Hendri menghentikan langkahnya dan memutar badan menghadap Nia


"Jangan berteriak di rumah, ada anak-anak, aku tidak ingin anak-anak shock melihat kita bertengkar"


"Biar, biar anak-anak tahu semuanya tentang hubungan kita yang sudah tidak sehat ini, biar anak-anak tahu bagaimana papi mereka memperlakukan mami mereka!!!"


Hendri mendekat dengan mata menyala, nafasnya memburu


"Hebat kamu ya, kamu melemparkan kesalahan kamu padaku, dan menyalahkan aku semua atas yang terjadi dengan hubungan kita, iya?"


"Kamu benar, hubungan kita memang sudah tidak sehat lagi, oleh karena itulah makanya kamu mencari kenyamanan dan kehangatan di luar, iya?"


Nia memandang Hendri dengan menelan ludah dipenuhi kegugupan


"Sana, pergi pada selingkuhanmu itu, cari kenyamanan yang kamu mau, aku tidak akan menghalangi kamu sedikitpun, aku bahkan akan dengan suka rela memberikan kamu pada kekasih gelap mu itu"

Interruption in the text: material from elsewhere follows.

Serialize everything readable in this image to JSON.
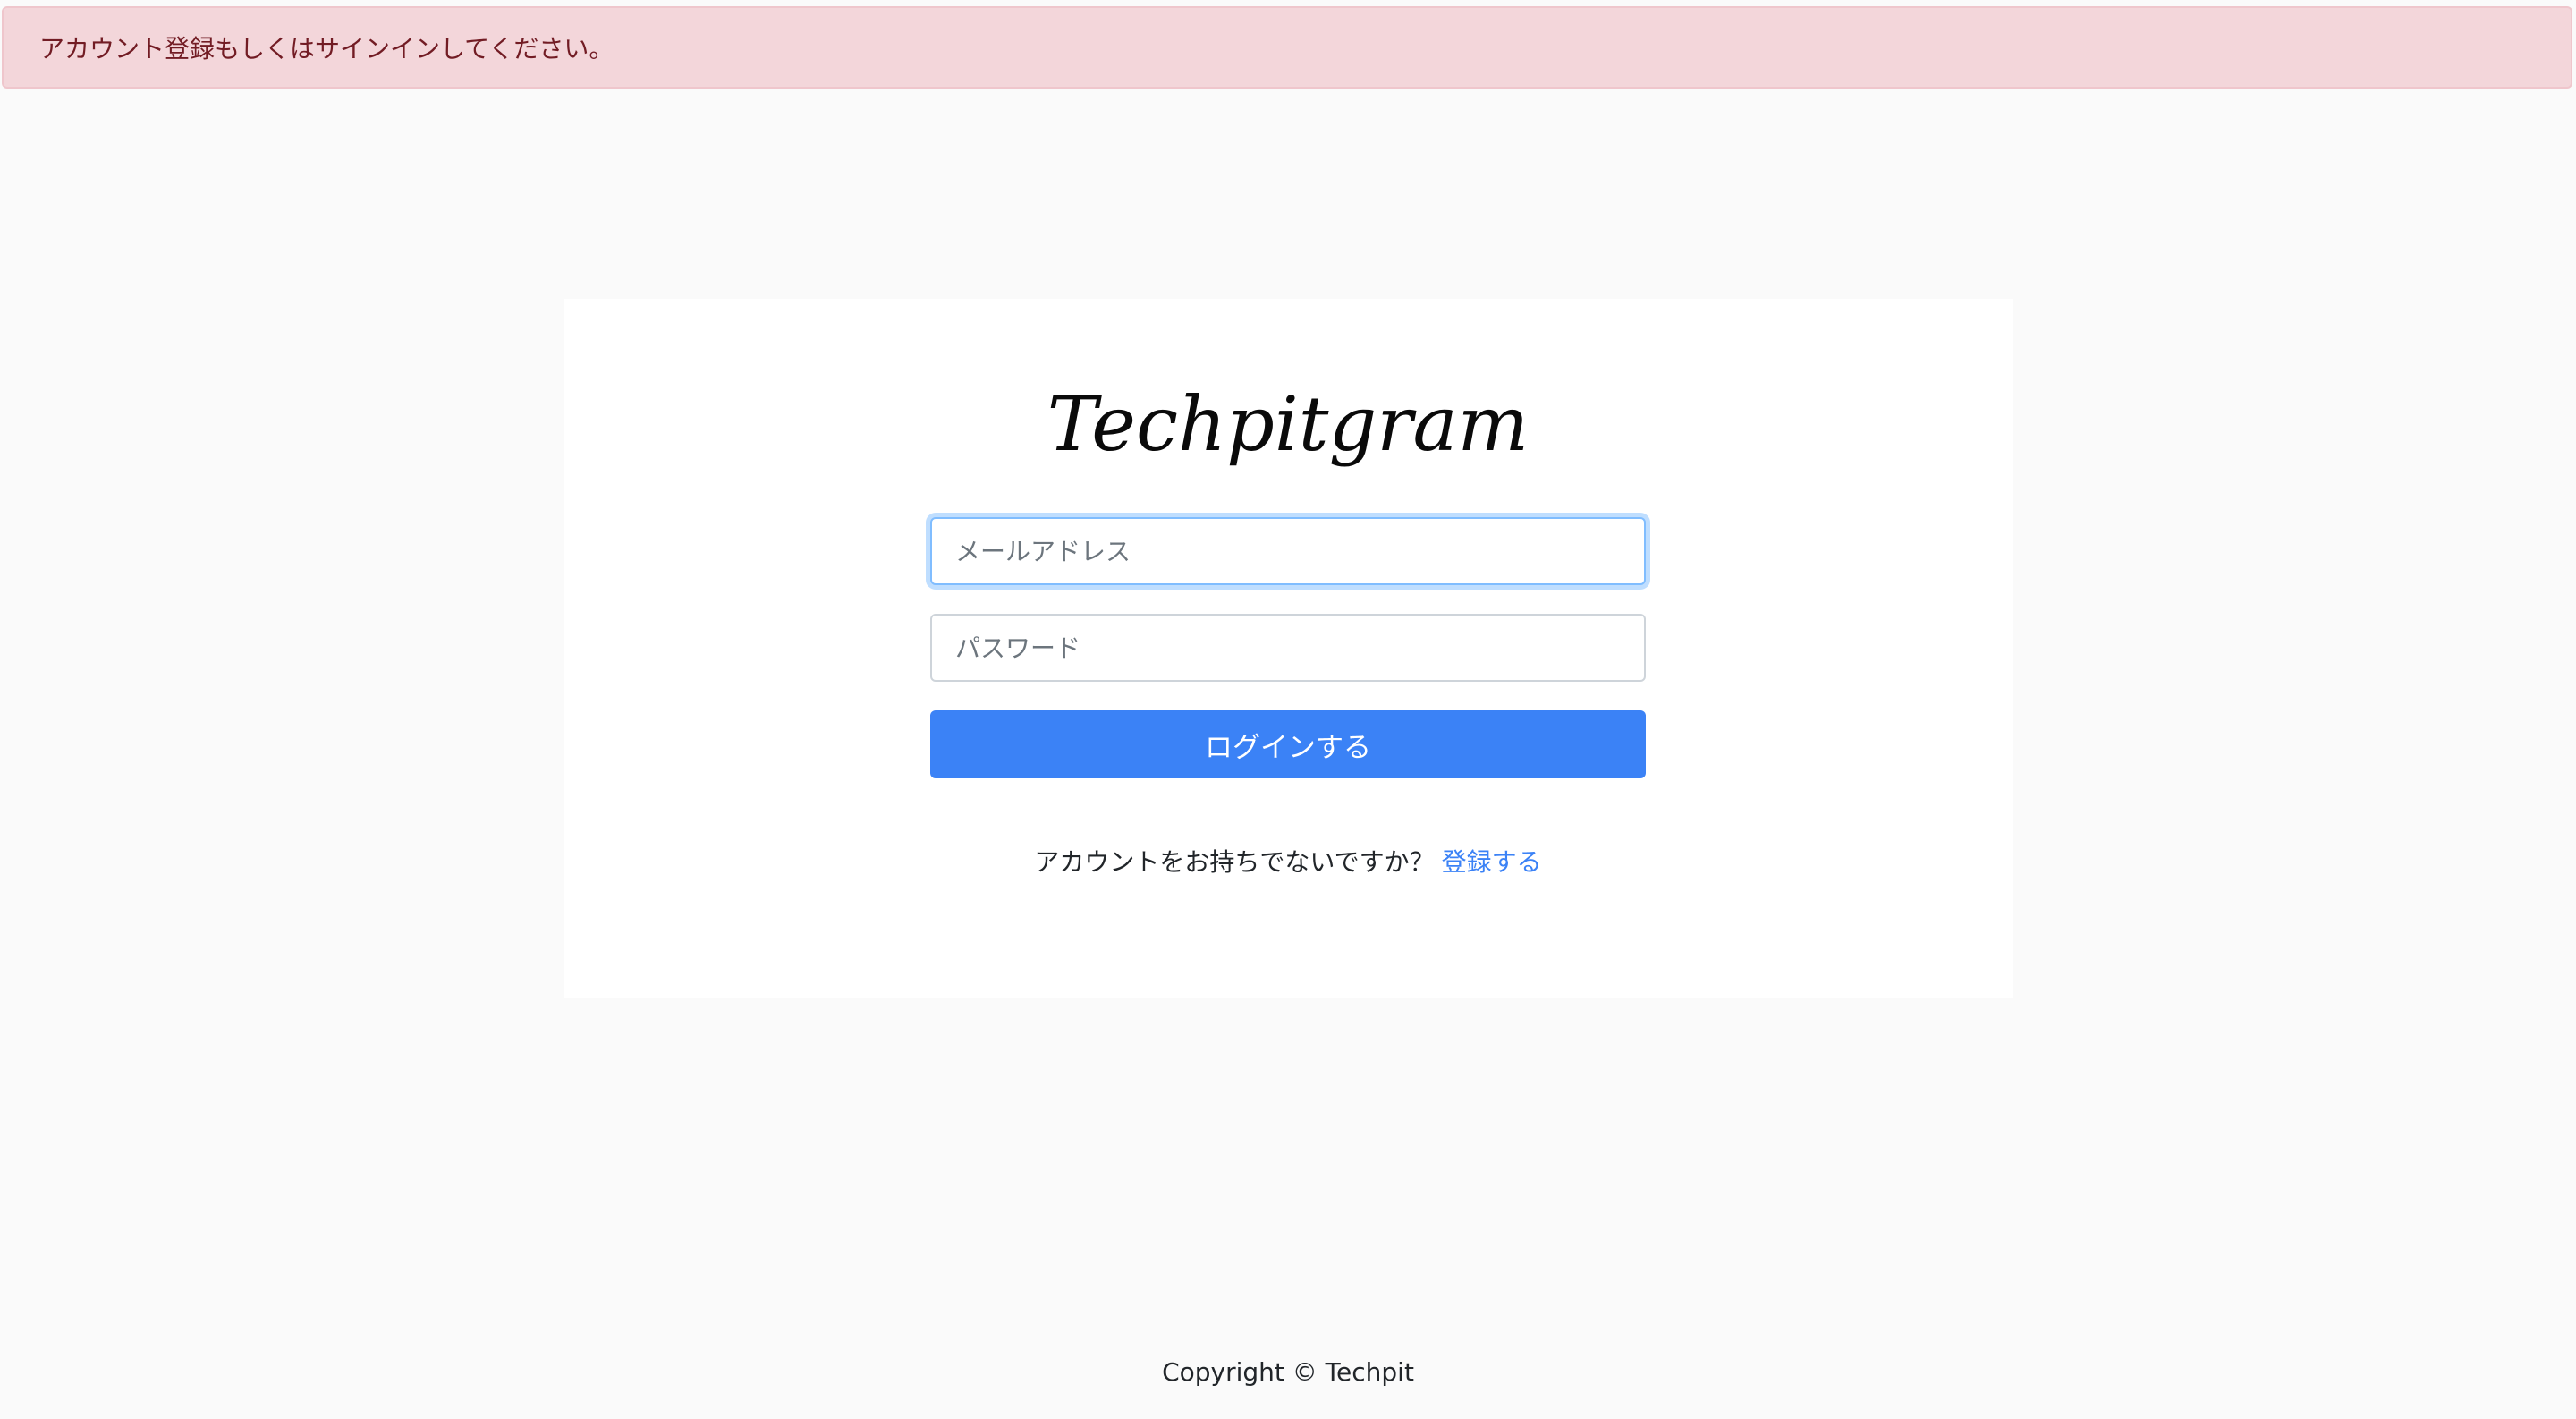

"Jangan kau pikir aku tidak bisa melakukan hal yang sama dengan yang kau lakukan padaku Nia, mudah. Sangat mudah bagiku mendapatkan gadis perawan yang ku mau, bahkan aku bisa mendapat perempuan yang ku mau detik ini juga"


"Kamu sendiri tahu, aku tampan, aku banyak uang, aku kaya raya, aku bos perusahaan besar, tentu akan banyak gadis bertekuk lutut di depanku"


"Tapi aku bukanlah lelaki kebanyakan Nia, aku menjaga nama baikku, menjaga reputasiku, menjaga nama baik leluhurku, dan yang paling penting adalah aku menjaga kebaikan untuk ketiga anakku"


"Kamu tahu Nia, setiap bulan aku keluar negeri, bertemu dengan banyak perempuan cantik dari seluruh dunia, dengan segala macam bentuk dan warna"


"Apa kamu pikir aku tidak tertarik pada mereka?, aku tertarik pada mereka, apalagi badan mereka bagus-bagus dan mereka sangat


cantik-cantik"


"Tapi apa kamu pikir, aku pernah sekalipun meniduri perempuan lain selain kamu?, tidak Nia. Aku masih punya Tuhan dan aku sadar dengan dosa"


"Tapi kamu?, apa yang kamu lakukan ketika aku tak di rumah, hah?"


"Kamu mabuk-mabukan dengan teman tak jelas mu itu, kamu membawa masuk lelaki lain ke kamar kita, dan kamu menyerahkan tubuhmu dengan sukarela padanya"


"Menjijikkan sekali, bahkan sekedar untuk membayangkannya saja aku tak sanggup, aku tak menyangka jika kamu serendah ini Nia"


Nia hanya berdiri terpaku dengan menangis terisak


"Kamu kecewa dengan sikapku karena lebih memprioritaskan pekerjaan dibanding kamu, iya?"


"Pernahkah kamu berpikir bahwa ada ribuan karyawan yang bergantung padaku saat ini, dan mereka semua bergantung padaku, bergantung pada perusahaan yang aku pimpin"


"Dan kamu, aku beri kebebasan dengan hanya tinggal di rumah mengurus tiga anak saja tidak becus, apa pernah aku marah ketika kamu sering berkumpul tak jelas dengan teman sosialita mu itu, pernah?"


"Seberapa banyak uang yang kamu minta selalu aku kasih tanpa bertanya uangnya untuk apa, kamu gunakan untuk apa, tidak pernah kan?"


"Dan sekarang semua kesalahan ini kamu lemparkan padaku, seakan akulah penyebab ini semua terjadi. Akulah yang membuatmu berselingkuh"


"Bukan, aku tidak bersalah dalam hal ini Nia. Kamu saja yang terlalu murahan"


Wajah Nia menegang dan memucat ketika Hendri mengucapkan kalimat terakhir yang mengatakan jika dia murahan.